North Dakota State's FBS Move Forces Reassessment of FCS Future
North Dakota State announced a football-only move to the Mountain West beginning next season, creating an immediate power vacuum in the FCS and a wider field of title contenders.

North Dakota State announced its long-awaited move to the FBS level, joining the Mountain West as a football-only member beginning next season. The Bison’s shift removes what many considered the Championship Subdivision’s most dominant program from the FCS title picture and forces coaches, recruiters, and rival programs to reevaluate plans that were built around beating NDSU.
A column published in mid-February framed the decision as overdue and corrective, saying plainly, "I want to start this column by saying, it was time. This is what was best for both the FCS and North Dakota State." The same column noted the move had been a topic of discussion among fans and insiders for the better part of five to 10 years, and framed the change as having immediate implications for competitive balance and recruiting across the subdivision.
On the field, the most direct beneficiaries named as "obvious candidates" to fill the vacuum are Montana State, South Dakota State, and Montana. The change is stark against a recent historical image of NDSU hoisting hardware: the Bison celebrated with the championship trophy after the win over the Montana State Bobcats, an image that underlines why the program’s exit alters the FCS pecking order.

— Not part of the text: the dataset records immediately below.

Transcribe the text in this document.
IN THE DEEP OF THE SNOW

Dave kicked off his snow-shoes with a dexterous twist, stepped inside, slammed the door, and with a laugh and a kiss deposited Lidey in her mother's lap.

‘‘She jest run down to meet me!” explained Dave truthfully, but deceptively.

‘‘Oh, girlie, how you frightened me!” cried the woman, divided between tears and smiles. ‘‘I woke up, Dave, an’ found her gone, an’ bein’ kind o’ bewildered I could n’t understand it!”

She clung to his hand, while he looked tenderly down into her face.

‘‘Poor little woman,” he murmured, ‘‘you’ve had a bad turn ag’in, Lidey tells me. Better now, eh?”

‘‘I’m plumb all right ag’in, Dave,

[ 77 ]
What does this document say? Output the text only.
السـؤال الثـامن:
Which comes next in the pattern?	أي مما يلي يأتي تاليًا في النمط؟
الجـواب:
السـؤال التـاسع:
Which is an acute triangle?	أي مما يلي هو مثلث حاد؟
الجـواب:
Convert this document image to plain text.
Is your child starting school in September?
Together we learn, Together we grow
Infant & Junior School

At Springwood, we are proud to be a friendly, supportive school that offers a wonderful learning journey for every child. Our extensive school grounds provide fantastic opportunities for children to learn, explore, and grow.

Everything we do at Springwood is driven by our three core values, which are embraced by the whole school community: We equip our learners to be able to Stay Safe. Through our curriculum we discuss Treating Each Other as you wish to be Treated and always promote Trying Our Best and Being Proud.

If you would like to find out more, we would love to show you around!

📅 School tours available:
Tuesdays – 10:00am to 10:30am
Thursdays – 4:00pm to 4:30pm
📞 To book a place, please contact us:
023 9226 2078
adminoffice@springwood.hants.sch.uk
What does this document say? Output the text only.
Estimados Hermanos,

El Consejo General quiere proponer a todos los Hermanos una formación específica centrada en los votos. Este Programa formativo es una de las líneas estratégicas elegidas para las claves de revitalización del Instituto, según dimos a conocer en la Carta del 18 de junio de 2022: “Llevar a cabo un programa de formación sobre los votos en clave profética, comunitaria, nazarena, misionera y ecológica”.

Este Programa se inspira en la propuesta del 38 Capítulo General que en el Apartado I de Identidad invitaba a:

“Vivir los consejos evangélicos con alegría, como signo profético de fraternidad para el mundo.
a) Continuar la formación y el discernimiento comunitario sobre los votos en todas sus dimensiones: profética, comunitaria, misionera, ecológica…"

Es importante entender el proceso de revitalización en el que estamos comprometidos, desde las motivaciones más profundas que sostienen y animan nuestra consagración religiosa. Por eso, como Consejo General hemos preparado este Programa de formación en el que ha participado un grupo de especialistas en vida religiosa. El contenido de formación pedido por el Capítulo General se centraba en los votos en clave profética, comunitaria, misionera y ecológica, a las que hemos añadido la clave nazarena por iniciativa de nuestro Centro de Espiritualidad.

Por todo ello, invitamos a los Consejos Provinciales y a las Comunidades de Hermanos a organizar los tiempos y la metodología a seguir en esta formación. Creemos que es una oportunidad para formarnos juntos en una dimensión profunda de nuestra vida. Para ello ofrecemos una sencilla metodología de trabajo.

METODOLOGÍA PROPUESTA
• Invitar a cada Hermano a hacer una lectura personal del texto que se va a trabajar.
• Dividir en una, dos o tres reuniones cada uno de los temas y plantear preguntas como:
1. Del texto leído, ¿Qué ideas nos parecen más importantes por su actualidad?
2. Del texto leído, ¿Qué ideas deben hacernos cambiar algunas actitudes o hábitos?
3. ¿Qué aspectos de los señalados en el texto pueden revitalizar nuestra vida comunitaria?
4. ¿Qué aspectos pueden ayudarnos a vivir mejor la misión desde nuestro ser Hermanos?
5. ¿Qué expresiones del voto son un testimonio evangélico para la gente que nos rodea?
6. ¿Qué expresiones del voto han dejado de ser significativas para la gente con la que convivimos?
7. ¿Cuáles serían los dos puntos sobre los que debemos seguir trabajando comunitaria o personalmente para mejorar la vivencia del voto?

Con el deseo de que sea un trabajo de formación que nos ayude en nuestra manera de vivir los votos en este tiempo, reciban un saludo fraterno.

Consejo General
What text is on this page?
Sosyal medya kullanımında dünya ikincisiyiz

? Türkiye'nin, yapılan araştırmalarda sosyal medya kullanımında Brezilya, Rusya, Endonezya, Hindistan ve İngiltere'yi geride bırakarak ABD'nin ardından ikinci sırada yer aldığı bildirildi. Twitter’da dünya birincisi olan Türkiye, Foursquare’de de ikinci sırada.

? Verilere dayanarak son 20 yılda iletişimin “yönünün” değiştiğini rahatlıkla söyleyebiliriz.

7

Beyond those three programs, the column laid out a much longer list of teams that could plausibly make big pushes in the next half decade: Tarleton State, UC Davis, Illinois State, North Dakota, South Dakota, Villanova, Rhode Island, Abilene Christian, Idaho, and Tennessee Tech. The piece asked, "Would it shock you if, in five years, [those teams] made a run to Nashville? What type of excitement and support could that build for any of those teams?" Nashville is invoked as the destination for a championship run, making the potential stakes plain for programs chasing the national title game.

Key details remain to be clarified publicly. The announcement as reported used the phrase "beginning next season" but did not specify an exact calendar year for the move, and no formal terms from North Dakota State or the Mountain West were included in the reporting available here. The report also did not list financial terms, any buyout or exit fee arrangements, NCAA transition or eligibility requirements, or direct recruiting data quantifying the expected shifts.
With NDSU stepping onto the FBS stage as a Mountain West football member, the FCS now faces a cascading realignment of opportunity. The immediate effect is a clearer path for Montana State, South Dakota State, and Montana to stake a claim to the top, while a wider group of programs, from Tarleton State to Tennessee Tech, now have plausible windows to build momentum toward a run to Nashville. The columnist’s closing assessment, that the move was the right one for both sides, frames this as the start of a new era rather than an end, and the next two recruiting cycles will show which schools capitalize fastest.